I'll Meet You in Botany Bay
- ABC Weekly 16 March 1946
- Genre: drama play
- Running time: 45 mins (9:45 pm – 10:30 pm)
- Country of origin: Australia
- Language: English
- Syndicates: ABC
- Written by: Ruth Park
- Directed by: John Cairns
- Original release: 26 January 1945

= I'll Meet You in Botany Bay =

1945 radio play

}

I'll Meet You in Botany Bay is a 1945 radio play by Ruth Park about Governor Arthur Phillip based on original documents and letters.

It debuted on Australia Day.

== Background ==
According to ABC Weekly the play "is a picture of a lonely man without obvious charm, who pulsed with visionary idealism; a man who, when he retired to fashionable Bath, in England, hungered humanly enough for some recognition of his achievements, but was denied it even by romantic schoolboys."

The play was popular. It was repeated later that year and broadcast again in 1946.
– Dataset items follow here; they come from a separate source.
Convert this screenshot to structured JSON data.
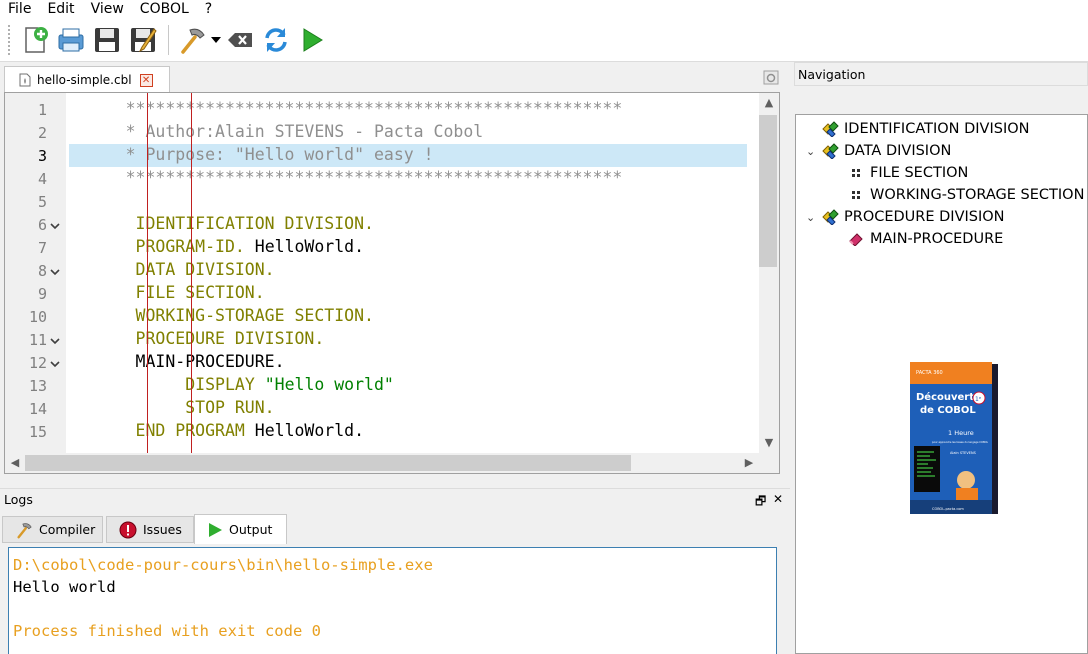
{
  "menu": [
    "File",
    "Edit",
    "View",
    "COBOL",
    "?"
  ],
  "toolbar": {
    "icons": [
      "new-file-icon",
      "print-icon",
      "save-icon",
      "save-as-icon",
      "build-icon",
      "dropdown-icon",
      "clear-icon",
      "refresh-icon",
      "run-icon"
    ]
  },
  "editor": {
    "tab_label": "hello-simple.cbl",
    "tab_close": "✕",
    "lines": [
      {
        "n": "1",
        "text": "      **************************************************",
        "cls": "c-comment"
      },
      {
        "n": "2",
        "text": "      * Author:Alain STEVENS - Pacta Cobol",
        "cls": "c-comment"
      },
      {
        "n": "3",
        "text": "      * Purpose: \"Hello world\" easy !",
        "cls": "c-comment"
      },
      {
        "n": "4",
        "text": "      **************************************************",
        "cls": "c-comment"
      },
      {
        "n": "5",
        "text": "",
        "cls": "c-plain"
      },
      {
        "n": "6",
        "text": "       IDENTIFICATION DIVISION.",
        "cls": "c-kw"
      },
      {
        "n": "7",
        "text": "       PROGRAM-ID. HelloWorld.",
        "cls": "mixed1"
      },
      {
        "n": "8",
        "text": "       DATA DIVISION.",
        "cls": "c-kw"
      },
      {
        "n": "9",
        "text": "       FILE SECTION.",
        "cls": "c-kw"
      },
      {
        "n": "10",
        "text": "       WORKING-STORAGE SECTION.",
        "cls": "c-kw"
      },
      {
        "n": "11",
        "text": "       PROCEDURE DIVISION.",
        "cls": "c-kw"
      },
      {
        "n": "12",
        "text": "       MAIN-PROCEDURE.",
        "cls": "c-plain"
      },
      {
        "n": "13",
        "text": "            DISPLAY \"Hello world\"",
        "cls": "mixed2"
      },
      {
        "n": "14",
        "text": "            STOP RUN.",
        "cls": "c-kw"
      },
      {
        "n": "15",
        "text": "       END PROGRAM HelloWorld.",
        "cls": "mixed3"
      }
    ],
    "folds": [
      "6",
      "8",
      "11",
      "12"
    ],
    "current_line": "3"
  },
  "logs": {
    "title": "Logs",
    "float_glyph": "🗗",
    "close_glyph": "✕",
    "tabs": [
      {
        "label": "Compiler",
        "icon": "compiler-icon"
      },
      {
        "label": "Issues",
        "icon": "issues-icon"
      },
      {
        "label": "Output",
        "icon": "output-icon",
        "active": true
      }
    ],
    "output": [
      {
        "text": "D:\\cobol\\code-pour-cours\\bin\\hello-simple.exe",
        "color": "orange"
      },
      {
        "text": "Hello world",
        "color": "black"
      },
      {
        "text": "",
        "color": "black"
      },
      {
        "text": "Process finished with exit code 0",
        "color": "orange"
      }
    ]
  },
  "navigation": {
    "title": "Navigation",
    "tree": [
      {
        "label": "IDENTIFICATION DIVISION",
        "level": 0,
        "arrow": "",
        "icon": "division-icon"
      },
      {
        "label": "DATA DIVISION",
        "level": 0,
        "arrow": "⌄",
        "icon": "division-icon"
      },
      {
        "label": "FILE SECTION",
        "level": 1,
        "arrow": "",
        "icon": "section-icon"
      },
      {
        "label": "WORKING-STORAGE SECTION",
        "level": 1,
        "arrow": "",
        "icon": "section-icon"
      },
      {
        "label": "PROCEDURE DIVISION",
        "level": 0,
        "arrow": "⌄",
        "icon": "division-icon"
      },
      {
        "label": "MAIN-PROCEDURE",
        "level": 1,
        "arrow": "",
        "icon": "paragraph-icon"
      }
    ],
    "book": {
      "brand": "PACTA 360",
      "title_line1": "Découverte",
      "title_line2": "de COBOL",
      "badge": "1ᵉ",
      "duration": "1 Heure",
      "subtitle": "pour apprendre les bases du langage COBOL",
      "author": "Alain STEVENS",
      "footer": "COBOL-pacta.com"
    }
  }
}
The play was one of a series of radio dramas by Park about European exploration of Australia, others being Stormy Was the Weather (on James Cook) and Early in the Morning (on Abel Tasman). According to Leslie Rees these plays:
Formed an eloquent and fine-tempered reverse sequence bearing on the theme of discovery. They combined the presentation of factual incidents with a keen imaginative perception of character under stress, an ironical feeling for the forlornness, anguish or disillusionment of persons born to a place in history, an appreciation of pioneering courage and achievement set against the failure of private life to fulfil its expectations. These plays had the salt tang of the sea, the roll or pitch of wooden ships breasting through uncharted waters, as well as vivid or bitter personal emotions."